Bundesfinanzminister und CDU-Politiker Wolfgang Schäuble nennt die Neuverschuldung in Höhe von knapp 86 Milliarden Euro "wirtschaftspolitisch, sozialpolitisch richtig". Sie sei einmalig. Schäuble weiß auch, dass das Geld künftig eingespart werden muss: "Die Haushaltsberatungen im Jahre 2011 werden ungewöhnlich anstrengend."

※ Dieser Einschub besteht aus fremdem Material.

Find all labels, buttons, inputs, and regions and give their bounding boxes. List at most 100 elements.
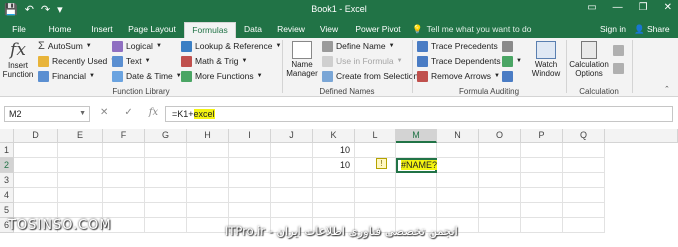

Wolfgang Schäuble im Gespräch mit Silvia Engels | 16.12.2009
    Silvia Engels: Heute legt also Bundesfinanzminister Wolfgang Schäuble von der CDU dem Kabinett seinen Haushaltsentwurf für das kommende Jahr vor. Geplant ist ein Gesamtvolumen von 325 Milliarden Euro, darunter fällt auch eine Rekordneuverschuldung von geschätzt 85,8 Milliarden Euro. Nebenhaushalte eingerechnet könnten es sogar über 100 Milliarden Euro sein. Kritiker warnen angesichts dieser dramatischen Schieflage vor neuen Steuersenkungen, so zum Beispiel vergangene Woche der Präsident des Bundesrechnungshofes Dieter Engels.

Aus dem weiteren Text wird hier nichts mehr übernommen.